When using the fit method, the loss function decreases and the model fits the data:

Nepochs = 1500
lr      = 0.001

def my_loss(u_true, u_pred):
    return tf.math.reduce_mean(tf.math.square(u_true - u_pred))

model_0 = init_model(num_hidden_layers=2, num_neurons_per_layer=64)
optim_0 = tf.keras.optimizers.Adam(learning_rate=lr)
model_0.compile(loss=my_loss, optimizer=optim_0)
model_0.summary()
history_0 = model_0.fit(X_train,u_train,validation_data=(X_test.numpy(),u_test.numpy()),epochs=Nepochs, batch_size=X_train.shape[0])
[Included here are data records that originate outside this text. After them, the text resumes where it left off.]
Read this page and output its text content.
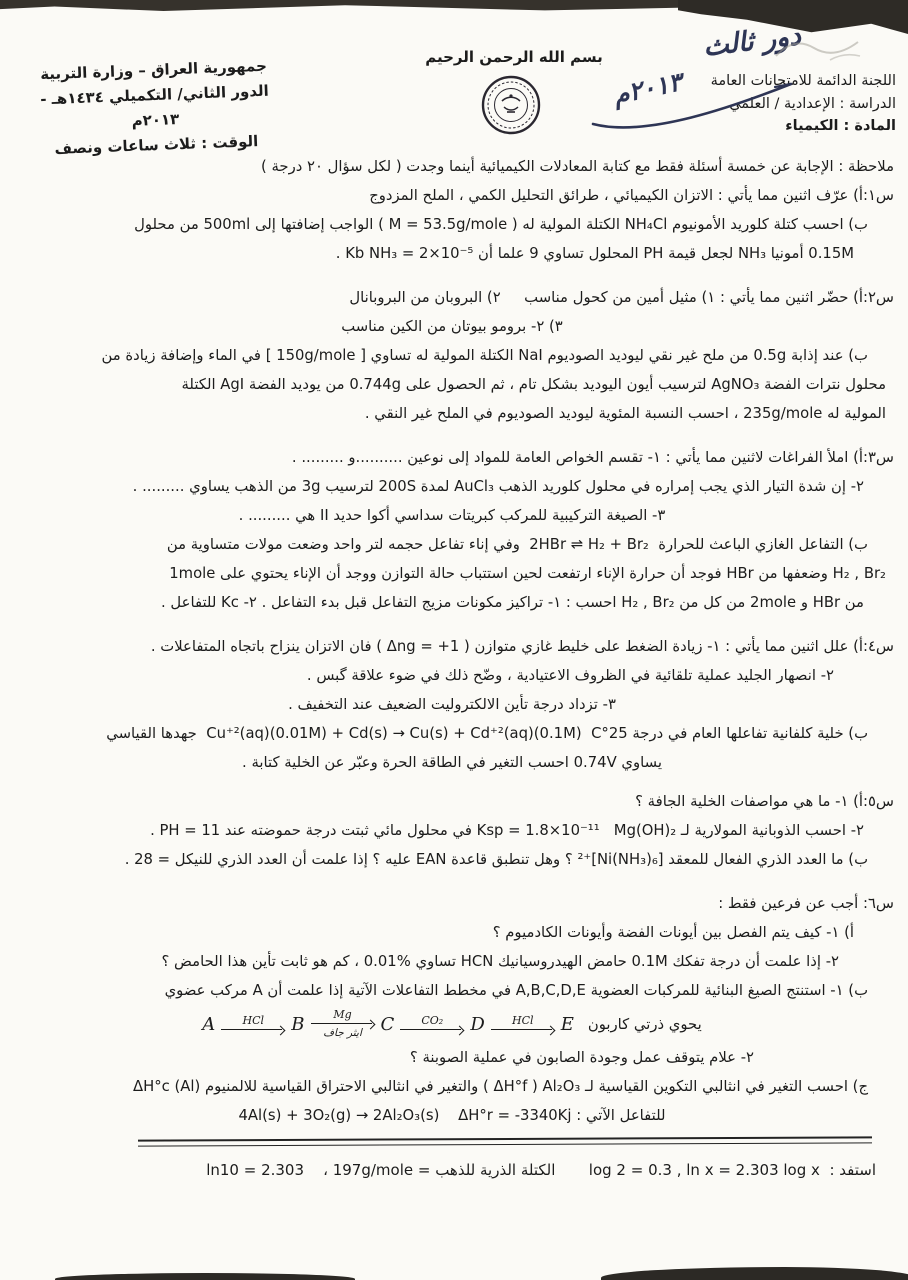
اللجنة الدائمة للامتحانات العامة
الدراسة : الإعدادية / العلمي
المادة : الكيمياء
بسم الله الرحمن الرحيم	دور ثالث
٢٠١٣م
جمهورية العراق – وزارة التربية
الدور الثاني/ التكميلي ١٤٣٤هـ - ٢٠١٣م
الوقت : ثلاث ساعات ونصف
ملاحظة : الإجابة عن خمسة أسئلة فقط مع كتابة المعادلات الكيميائية أينما وجدت ( لكل سؤال ٢٠ درجة )
س١:أ) عرّف اثنين مما يأتي : الاتزان الكيميائي ، طرائق التحليل الكمي ، الملح المزدوج
ب) احسب كتلة كلوريد الأمونيوم NH₄Cl الكتلة المولية له ( M = 53.5g/mole ) الواجب إضافتها إلى 500ml من محلول
0.15M أمونيا NH₃ لجعل قيمة PH المحلول تساوي 9 علما أن Kb NH₃ = 2×10⁻⁵ .
س٢:أ) حضّر اثنين مما يأتي : ١) مثيل أمين من كحول مناسب     ٢) البروبان من البروبانال
٣) ٢- برومو بيوتان من الكين مناسب
ب) عند إذابة 0.5g من ملح غير نقي ليوديد الصوديوم NaI الكتلة المولية له تساوي [ 150g/mole ] في الماء وإضافة زيادة من
محلول نترات الفضة AgNO₃ لترسيب أيون اليوديد بشكل تام ، ثم الحصول على 0.744g من يوديد الفضة AgI الكتلة
المولية له 235g/mole ، احسب النسبة المئوية ليوديد الصوديوم في الملح غير النقي .
س٣:أ) املأ الفراغات لاثنين مما يأتي : ١- تقسم الخواص العامة للمواد إلى نوعين ..........و ......... .
٢- إن شدة التيار الذي يجب إمراره في محلول كلوريد الذهب AuCl₃ لمدة 200S لترسيب 3g من الذهب يساوي ......... .
٣- الصيغة التركيبية للمركب كبريتات سداسي أكوا حديد II هي ......... .
ب) التفاعل الغازي الباعث للحرارة  2HBr ⇌ H₂ + Br₂  وفي إناء تفاعل حجمه لتر واحد وضعت مولات متساوية من
H₂ , Br₂ وضعفها من HBr فوجد أن حرارة الإناء ارتفعت لحين استتباب حالة التوازن ووجد أن الإناء يحتوي على 1mole
من HBr و 2mole من كل من H₂ , Br₂ احسب : ١- تراكيز مكونات مزيج التفاعل قبل بدء التفاعل . ٢- Kc للتفاعل .
س٤:أ) علل اثنين مما يأتي : ١- زيادة الضغط على خليط غازي متوازن ( Δng = +1 ) فان الاتزان ينزاح باتجاه المتفاعلات .
٢- انصهار الجليد عملية تلقائية في الظروف الاعتيادية ، وضّح ذلك في ضوء علاقة گبس .
٣- تزداد درجة تأين الالكتروليت الضعيف عند التخفيف .
ب) خلية كلفانية تفاعلها العام في درجة 25°C‏  Cu⁺²(aq)(0.01M) + Cd(s) → Cu(s) + Cd⁺²(aq)(0.1M)  جهدها القياسي
يساوي 0.74V احسب التغير في الطاقة الحرة وعبّر عن الخلية كتابة .
س٥:أ) ١- ما هي مواصفات الخلية الجافة ؟
٢- احسب الذوبانية المولارية لـ Mg(OH)₂‏   Ksp = 1.8×10⁻¹¹ في محلول مائي ثبتت درجة حموضته عند PH = 11 .
ب) ما العدد الذري الفعال للمعقد [Ni(NH₃)₆]⁺² ؟ وهل تنطبق قاعدة EAN عليه ؟ إذا علمت أن العدد الذري للنيكل = 28 .
س٦: أجب عن فرعين فقط :
أ) ١- كيف يتم الفصل بين أيونات الفضة وأيونات الكادميوم ؟
٢- إذا علمت أن درجة تفكك 0.1M حامض الهيدروسيانيك HCN تساوي %0.01 ، كم هو ثابت تأين هذا الحامض ؟
ب) ١- استنتج الصيغ البنائية للمركبات العضوية A,B,C,D,E في مخطط التفاعلات الآتية إذا علمت أن A مركب عضوي
يحوي ذرتي كاربون
A HCl B	Mg
ايثر جاف C CO₂ D HCl E
٢- علام يتوقف عمل وجودة الصابون في عملية الصوبنة ؟
ج) احسب التغير في انثالبي التكوين القياسية لـ Al₂O₃‏ ( ΔH°f ) والتغير في انثالبي الاحتراق القياسية للالمنيوم ΔH°c (Al)
للتفاعل الآتي : 4Al(s) + 3O₂(g) → 2Al₂O₃(s)    ΔH°r = -3340Kj
استفد :  ln x = 2.303 log x‏ , log 2 = 0.3       الكتلة الذرية للذهب = 197g/mole‏ ،    ln10 = 2.303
When I explicitly specify and apply the gradient, the loss function stagnates and the output does not fit the data (it is uniform everywhere):

Nepochs = 1500
lr      = 0.001

def compute_loss(model, X_data, u_data):
    u_pred = model(X_data)
    loss = tf.math.reduce_mean(tf.math.square(u_data - u_pred))
    return loss

@tf.function
def training(model, optim, X_train, u_train, X_test=None, u_test=None):
    if X_test is not None:
        validation_loss  = compute_loss(model, X_test, u_test )
    else:
        validation_loss = None    
    with tf.GradientTape(persistent=True) as tape:
        tape.watch(model.trainable_variables)
        loss = compute_loss(model, X_train, u_train )
    grad_theta = tape.gradient(loss, model.trainable_variables)
    optim.apply_gradients(zip(grad_theta, model.trainable_variables))        
    return loss,validation_loss

model_G = init_model(num_hidden_layers=2, num_neurons_per_layer=64)
optim_G = tf.keras.optimizers.Adam(learning_rate=lr)
model_G.summary()

hist = {'val_loss':[],'loss':[]}
for i in range(Nepochs+1):
    loss, val_loss = training(model_G,optim_G,X_train,u_train,X_test,u_test)
    hist['loss'].append(loss.numpy())
    hist['val_loss'].append(val_loss.numpy())
    if val_loss is not None:
        print('It {:05d}: loss = {:10.8e}, validation loss = {:10.8e} '.format(i,loss,val_loss))
    else:
        print('It {:05d}: loss = {:10.8e}'.format(i,loss))

Why do the two versions provide different results?

Thanks for the help.

Cesare

I found that expanding the dimension of the targets as follows:

u_train = tf.expand_dims(u_train,axis=-1)
u_test = tf.expand_dims(u_test,axis=-1)

the model training properly and the loss functions are correctly evaluated.
u_train and u_test previously had shapes equal to the number of entries N only; by expanding the dimension, the shape now is (N,1).

using fit the code works with both; when explicitly using the gradient, only with targets of shape (N,1).